Wednesday, November 01, 2006

Poor Health for the Poor Living in Affluent Neighborhoods

In a provocative new study by Stanford University School of Medicine researchers, low-income people who were living in higher-income neighborhoods died at substantially higher rates than the poor who were living among the poor.

Mining data from a heart disease study that began in 1979, the researchers discovered that low-income women living in higher-income neighborhoods had a 70 percent higher risk of death during the study period than their wealthier neighbors. The risk profile was similar among men.

Researchers can only speculate why.

One theory is primarily economic. "They may have a home right next to a health clinic, a pharmacy or a private gym, but proximity does not mean access,'' said Winkleby. Instead of enjoying a movie or a game of racket ball after work, the poor person living in the wealthy neighborhood might be working her second shift just to keep up with the rent.

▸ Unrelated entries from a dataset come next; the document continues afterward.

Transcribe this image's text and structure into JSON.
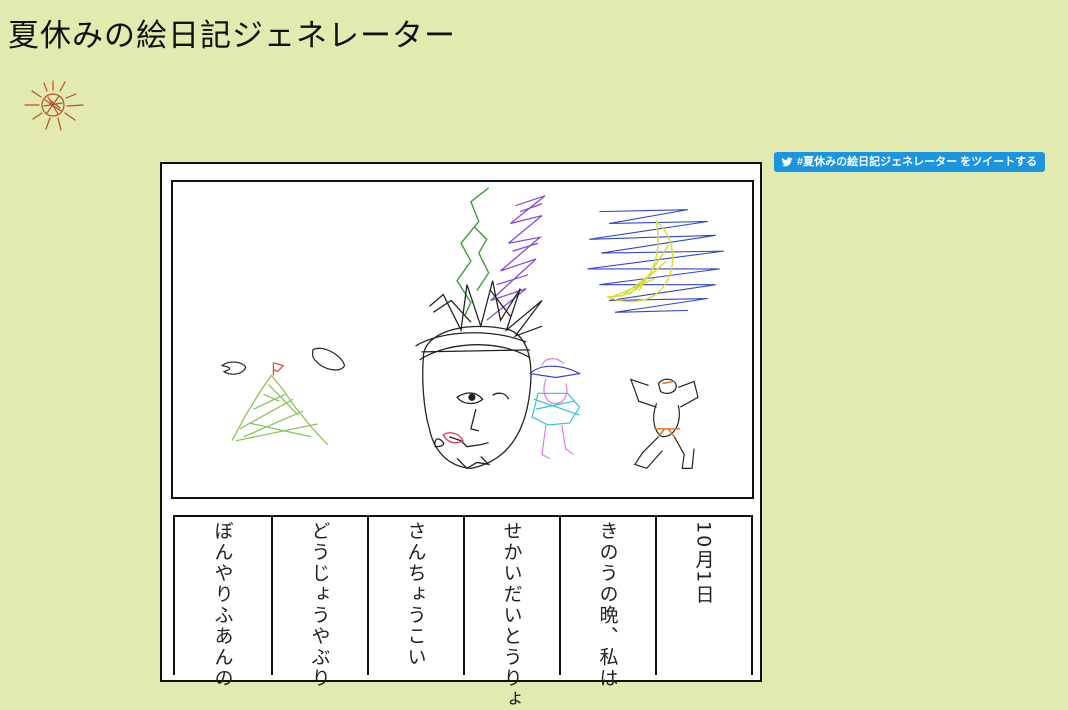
{
  "header": {
    "title": "夏休みの絵日記ジェネレーター"
  },
  "share": {
    "tweet_label": "#夏休みの絵日記ジェネレーター をツイートする",
    "color": "#1b95e0"
  },
  "diary": {
    "columns": [
      "10月1日",
      "きのうの晩、私は",
      "せかいだいとうりょ",
      "さんちょうこい",
      "どうじょうやぶり",
      "ぼんやりふあんの"
    ]
  },
  "colors": {
    "background": "#e2eab0"
  }
}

Another theory reaches for a sociological explanation -- that people who feel isolated or out-of-place tend to have poorer health than those who feel part of a community, no matter what their economic status. Loneliness can be a killer.
Very interesting. I had thought that it would be better to try and get rid of concentrated pockets of poverty, to spread the poor out so no area had too high of a concentration. But with data like this, I will have to revisit that idea.

Of course, my belief might still be valid about extreme poverty like inner cities.
Winkleby cautioned that her study did not explore health disparities among people or neighborhoods representing extreme poverty or wealth. Instead, the study looked at people with median incomes as low as $18,300 to as high as $46,900.
via SF Gate


crush41 said...

Relative wealth is crucial, second only to health in terms of self-reported happiness (and presumably physical health as well!). Yet more circumstantial evidence.

We need more professionals and fewer menials. We need wealthier people to have more children and poorer people to have fewer. These are both key to closing the wealth gap. Our current immigration policies and AA policies do the opposite.

Fat Knowledge said...


You wouldn't happen to have a source easily available for the link between relative wealth, health and happiness, would you?

I would be interested to see a study of Mexican immigrants and how their health compares to similar people who staid home. This study suggests that those that stay home would have better health. If that were true, you might be able to convince a globalist like me that immigration isn't always a good thing.

As for poorer people having fewer children, I wonder if that is looking at it backwards. That people become poor because they have children. I would guess that there are very few poor people that have no children or waited until 30 to have children.